Evaluating Uncertainty Quantification in End-to-End Autonomous Driving Control

TL;DR

This paper investigates how real-time uncertainty measures from deep neural networks can predict imminent crashes in autonomous driving, enhancing safety by providing early warnings.

Contribution

It introduces evaluation techniques for uncertainty in end-to-end self-driving models and demonstrates mutual information as a promising crash predictor.

Findings

Mutual information correlates with upcoming crashes.

Uncertainty measures can predict crashes up to five seconds in advance.
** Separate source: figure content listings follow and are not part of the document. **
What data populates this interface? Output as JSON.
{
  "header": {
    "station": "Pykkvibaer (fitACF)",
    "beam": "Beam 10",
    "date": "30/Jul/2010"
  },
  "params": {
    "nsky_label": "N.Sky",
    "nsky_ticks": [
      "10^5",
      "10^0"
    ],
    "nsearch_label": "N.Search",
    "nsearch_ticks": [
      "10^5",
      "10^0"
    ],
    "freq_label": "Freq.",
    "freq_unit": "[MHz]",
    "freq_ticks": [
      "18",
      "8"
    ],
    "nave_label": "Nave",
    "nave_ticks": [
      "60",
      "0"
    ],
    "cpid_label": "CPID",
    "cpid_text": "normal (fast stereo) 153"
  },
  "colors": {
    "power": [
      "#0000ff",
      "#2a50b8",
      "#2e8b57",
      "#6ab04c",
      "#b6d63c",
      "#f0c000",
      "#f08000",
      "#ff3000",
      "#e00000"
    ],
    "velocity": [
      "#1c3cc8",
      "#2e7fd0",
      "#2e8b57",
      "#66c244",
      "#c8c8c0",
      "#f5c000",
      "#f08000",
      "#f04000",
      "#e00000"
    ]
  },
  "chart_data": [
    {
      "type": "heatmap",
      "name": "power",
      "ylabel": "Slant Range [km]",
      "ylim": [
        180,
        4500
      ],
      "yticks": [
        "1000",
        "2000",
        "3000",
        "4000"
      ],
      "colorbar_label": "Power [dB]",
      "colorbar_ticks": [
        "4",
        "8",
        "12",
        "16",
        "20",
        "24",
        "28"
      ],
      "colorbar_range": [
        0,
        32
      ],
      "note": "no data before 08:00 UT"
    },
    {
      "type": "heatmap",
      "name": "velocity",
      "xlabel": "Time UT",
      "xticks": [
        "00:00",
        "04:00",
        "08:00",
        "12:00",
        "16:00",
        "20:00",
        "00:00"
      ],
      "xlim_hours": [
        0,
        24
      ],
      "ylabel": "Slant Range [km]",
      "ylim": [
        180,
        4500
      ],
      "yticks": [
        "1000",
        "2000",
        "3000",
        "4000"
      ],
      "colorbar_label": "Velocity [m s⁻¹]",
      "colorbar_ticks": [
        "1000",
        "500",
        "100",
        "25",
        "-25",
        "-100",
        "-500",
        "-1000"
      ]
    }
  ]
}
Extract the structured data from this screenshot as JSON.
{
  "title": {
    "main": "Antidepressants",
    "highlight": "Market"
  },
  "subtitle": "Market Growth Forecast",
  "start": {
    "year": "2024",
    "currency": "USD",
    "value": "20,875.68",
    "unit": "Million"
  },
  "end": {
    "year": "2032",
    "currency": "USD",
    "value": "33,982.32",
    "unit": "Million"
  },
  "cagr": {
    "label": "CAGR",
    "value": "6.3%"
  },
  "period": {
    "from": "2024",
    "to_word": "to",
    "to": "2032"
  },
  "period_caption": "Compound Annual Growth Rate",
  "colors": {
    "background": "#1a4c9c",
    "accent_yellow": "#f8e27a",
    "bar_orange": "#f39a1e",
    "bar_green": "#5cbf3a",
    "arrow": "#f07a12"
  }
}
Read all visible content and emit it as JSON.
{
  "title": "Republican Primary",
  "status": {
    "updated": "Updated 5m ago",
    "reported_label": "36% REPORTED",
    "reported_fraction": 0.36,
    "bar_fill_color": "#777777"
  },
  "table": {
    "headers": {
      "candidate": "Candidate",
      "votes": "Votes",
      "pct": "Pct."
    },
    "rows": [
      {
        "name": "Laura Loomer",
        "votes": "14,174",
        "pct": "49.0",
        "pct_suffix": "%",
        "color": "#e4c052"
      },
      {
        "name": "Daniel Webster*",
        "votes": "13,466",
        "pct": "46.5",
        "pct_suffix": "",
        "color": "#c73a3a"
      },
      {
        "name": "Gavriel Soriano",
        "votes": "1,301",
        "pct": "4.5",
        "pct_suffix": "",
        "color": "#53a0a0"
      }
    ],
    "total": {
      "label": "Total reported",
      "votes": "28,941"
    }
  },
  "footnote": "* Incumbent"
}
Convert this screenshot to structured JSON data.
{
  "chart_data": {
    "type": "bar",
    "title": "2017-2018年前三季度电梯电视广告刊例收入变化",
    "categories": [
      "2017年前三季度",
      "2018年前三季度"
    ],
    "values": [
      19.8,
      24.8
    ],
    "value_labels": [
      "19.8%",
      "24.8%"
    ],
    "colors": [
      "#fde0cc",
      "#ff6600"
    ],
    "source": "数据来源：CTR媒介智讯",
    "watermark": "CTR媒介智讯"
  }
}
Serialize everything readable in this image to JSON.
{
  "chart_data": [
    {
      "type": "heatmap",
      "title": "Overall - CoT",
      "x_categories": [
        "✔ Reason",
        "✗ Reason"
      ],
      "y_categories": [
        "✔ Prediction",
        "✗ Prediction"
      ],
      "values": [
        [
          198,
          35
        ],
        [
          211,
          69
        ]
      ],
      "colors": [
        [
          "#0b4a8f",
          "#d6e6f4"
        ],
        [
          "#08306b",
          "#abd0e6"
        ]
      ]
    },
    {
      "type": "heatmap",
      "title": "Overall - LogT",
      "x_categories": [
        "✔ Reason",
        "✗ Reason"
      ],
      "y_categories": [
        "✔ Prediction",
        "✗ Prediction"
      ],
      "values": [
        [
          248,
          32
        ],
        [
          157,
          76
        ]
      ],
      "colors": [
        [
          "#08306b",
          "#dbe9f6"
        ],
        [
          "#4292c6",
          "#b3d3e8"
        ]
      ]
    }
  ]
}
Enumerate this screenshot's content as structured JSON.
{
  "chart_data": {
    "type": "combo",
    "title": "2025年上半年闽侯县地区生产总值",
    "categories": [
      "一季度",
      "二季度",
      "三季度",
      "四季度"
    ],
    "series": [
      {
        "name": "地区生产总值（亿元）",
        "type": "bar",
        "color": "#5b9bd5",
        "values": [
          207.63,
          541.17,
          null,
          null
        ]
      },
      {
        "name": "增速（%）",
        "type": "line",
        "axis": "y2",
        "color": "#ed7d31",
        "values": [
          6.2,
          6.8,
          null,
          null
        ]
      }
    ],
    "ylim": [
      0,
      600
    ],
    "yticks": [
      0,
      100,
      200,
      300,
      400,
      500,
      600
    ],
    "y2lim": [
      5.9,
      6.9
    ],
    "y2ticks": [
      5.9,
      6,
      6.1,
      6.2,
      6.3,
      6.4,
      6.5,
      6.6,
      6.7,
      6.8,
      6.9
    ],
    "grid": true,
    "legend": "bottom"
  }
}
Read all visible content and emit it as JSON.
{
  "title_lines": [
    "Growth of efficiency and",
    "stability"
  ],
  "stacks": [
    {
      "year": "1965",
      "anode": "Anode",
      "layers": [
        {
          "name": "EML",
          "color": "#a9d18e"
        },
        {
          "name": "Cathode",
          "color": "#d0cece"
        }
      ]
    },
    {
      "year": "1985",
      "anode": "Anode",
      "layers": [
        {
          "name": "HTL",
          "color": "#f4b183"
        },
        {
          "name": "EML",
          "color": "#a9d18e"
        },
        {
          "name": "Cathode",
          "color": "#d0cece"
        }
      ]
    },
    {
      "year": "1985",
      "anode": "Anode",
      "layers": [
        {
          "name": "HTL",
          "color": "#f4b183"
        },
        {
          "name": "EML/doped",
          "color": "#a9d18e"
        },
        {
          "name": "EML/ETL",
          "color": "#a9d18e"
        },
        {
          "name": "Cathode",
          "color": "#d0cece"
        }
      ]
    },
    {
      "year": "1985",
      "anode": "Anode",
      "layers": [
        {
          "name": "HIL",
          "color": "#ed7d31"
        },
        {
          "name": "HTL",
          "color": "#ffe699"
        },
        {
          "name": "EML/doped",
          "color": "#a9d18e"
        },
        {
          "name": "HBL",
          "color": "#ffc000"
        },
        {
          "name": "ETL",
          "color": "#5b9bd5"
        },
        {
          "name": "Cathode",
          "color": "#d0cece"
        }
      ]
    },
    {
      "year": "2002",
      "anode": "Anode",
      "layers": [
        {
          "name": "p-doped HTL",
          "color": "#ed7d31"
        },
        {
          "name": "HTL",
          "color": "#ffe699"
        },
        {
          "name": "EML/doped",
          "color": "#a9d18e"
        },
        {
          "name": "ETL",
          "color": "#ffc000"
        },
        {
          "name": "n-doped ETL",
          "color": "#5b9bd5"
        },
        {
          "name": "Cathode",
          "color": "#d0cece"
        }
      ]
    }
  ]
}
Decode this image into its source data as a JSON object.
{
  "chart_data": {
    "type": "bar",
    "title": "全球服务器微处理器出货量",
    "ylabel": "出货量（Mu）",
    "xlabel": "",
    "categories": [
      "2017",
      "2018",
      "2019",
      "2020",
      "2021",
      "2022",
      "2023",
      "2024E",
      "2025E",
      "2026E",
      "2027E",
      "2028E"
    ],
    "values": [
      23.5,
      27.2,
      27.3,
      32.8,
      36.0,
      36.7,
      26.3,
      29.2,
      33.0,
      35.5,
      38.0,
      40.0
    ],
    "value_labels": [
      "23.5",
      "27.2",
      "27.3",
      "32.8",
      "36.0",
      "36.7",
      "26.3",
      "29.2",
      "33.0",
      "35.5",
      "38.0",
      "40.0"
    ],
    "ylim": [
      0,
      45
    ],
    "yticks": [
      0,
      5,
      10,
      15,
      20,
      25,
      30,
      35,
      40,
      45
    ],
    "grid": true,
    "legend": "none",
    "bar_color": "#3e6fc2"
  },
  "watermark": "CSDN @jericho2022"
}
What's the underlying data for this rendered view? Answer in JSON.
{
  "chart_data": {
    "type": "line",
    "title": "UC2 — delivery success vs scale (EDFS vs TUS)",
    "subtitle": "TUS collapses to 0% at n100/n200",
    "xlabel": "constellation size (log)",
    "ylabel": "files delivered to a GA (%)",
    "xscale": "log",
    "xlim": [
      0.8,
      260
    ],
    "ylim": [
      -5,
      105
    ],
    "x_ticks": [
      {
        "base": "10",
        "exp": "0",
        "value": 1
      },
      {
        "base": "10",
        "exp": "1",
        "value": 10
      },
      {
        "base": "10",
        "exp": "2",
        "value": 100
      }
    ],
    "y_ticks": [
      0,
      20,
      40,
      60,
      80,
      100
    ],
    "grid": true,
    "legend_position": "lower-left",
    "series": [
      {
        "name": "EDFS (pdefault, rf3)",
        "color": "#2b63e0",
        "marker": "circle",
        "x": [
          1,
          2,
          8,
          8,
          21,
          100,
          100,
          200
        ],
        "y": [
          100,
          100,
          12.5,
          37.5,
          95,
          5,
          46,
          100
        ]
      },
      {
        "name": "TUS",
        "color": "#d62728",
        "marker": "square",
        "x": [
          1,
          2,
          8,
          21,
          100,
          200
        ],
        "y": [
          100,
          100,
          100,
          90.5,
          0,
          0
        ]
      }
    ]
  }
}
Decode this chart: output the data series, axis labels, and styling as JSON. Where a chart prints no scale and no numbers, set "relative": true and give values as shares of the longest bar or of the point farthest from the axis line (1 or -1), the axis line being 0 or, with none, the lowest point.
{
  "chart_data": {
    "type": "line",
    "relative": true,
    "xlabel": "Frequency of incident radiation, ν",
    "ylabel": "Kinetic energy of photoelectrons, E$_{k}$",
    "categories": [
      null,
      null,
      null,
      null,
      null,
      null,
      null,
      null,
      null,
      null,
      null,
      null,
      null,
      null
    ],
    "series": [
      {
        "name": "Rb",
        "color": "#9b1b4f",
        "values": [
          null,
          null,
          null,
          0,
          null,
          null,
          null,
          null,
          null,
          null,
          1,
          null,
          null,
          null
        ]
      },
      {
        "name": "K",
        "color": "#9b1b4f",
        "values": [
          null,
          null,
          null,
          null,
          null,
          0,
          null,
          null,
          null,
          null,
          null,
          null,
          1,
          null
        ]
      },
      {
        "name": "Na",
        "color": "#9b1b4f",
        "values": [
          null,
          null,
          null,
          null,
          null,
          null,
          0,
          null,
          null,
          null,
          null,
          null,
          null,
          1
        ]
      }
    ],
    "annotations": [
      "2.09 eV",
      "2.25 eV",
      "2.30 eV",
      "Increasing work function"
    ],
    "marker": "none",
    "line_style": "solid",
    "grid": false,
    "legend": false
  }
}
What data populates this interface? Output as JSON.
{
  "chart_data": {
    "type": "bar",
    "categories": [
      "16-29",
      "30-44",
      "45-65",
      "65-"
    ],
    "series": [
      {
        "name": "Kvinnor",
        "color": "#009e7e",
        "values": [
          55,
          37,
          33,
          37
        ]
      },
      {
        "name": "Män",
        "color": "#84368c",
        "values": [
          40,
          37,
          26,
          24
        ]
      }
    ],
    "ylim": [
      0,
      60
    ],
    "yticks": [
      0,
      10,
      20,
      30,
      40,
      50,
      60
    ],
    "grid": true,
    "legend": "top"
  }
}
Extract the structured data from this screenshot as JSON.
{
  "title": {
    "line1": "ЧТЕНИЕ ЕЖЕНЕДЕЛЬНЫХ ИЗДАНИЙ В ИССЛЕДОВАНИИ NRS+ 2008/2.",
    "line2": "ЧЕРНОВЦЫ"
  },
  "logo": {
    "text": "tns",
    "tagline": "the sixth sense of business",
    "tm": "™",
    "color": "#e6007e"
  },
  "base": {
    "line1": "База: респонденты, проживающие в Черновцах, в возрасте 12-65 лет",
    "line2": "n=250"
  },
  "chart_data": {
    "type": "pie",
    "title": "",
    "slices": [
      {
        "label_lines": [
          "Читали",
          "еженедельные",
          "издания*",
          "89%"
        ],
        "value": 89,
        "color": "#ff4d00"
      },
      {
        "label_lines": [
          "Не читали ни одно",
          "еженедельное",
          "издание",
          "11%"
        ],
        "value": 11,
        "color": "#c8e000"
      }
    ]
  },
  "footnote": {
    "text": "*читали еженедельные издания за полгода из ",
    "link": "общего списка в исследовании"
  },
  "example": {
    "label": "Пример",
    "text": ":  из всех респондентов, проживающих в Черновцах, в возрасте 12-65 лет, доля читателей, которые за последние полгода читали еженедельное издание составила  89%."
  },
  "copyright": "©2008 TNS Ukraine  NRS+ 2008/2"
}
The approach works across different neural network architectures.

Abstract

A rise in popularity of Deep Neural Networks (DNNs), attributed to more powerful GPUs and widely available datasets, has seen them being increasingly used within safety-critical domains. One such domain, self-driving, has benefited from significant performance improvements, with millions of miles having been driven with no human intervention. Despite this, crashes and erroneous behaviours still occur, in part due to the complexity of verifying the correctness of DNNs and a lack of safety guarantees. In this paper, we demonstrate how quantitative measures of uncertainty can be extracted in real-time, and their quality evaluated in end-to-end controllers for self-driving cars. To this end we utilise a recent method for gathering approximate uncertainty information from DNNs without changing the network's architecture. We propose evaluation techniques for the uncertainty on two separate architectures which use the uncertainty to predict crashes up to five seconds in advance. We find that mutual information, a measure of uncertainty in classification networks, is a promising indicator of forthcoming crashes.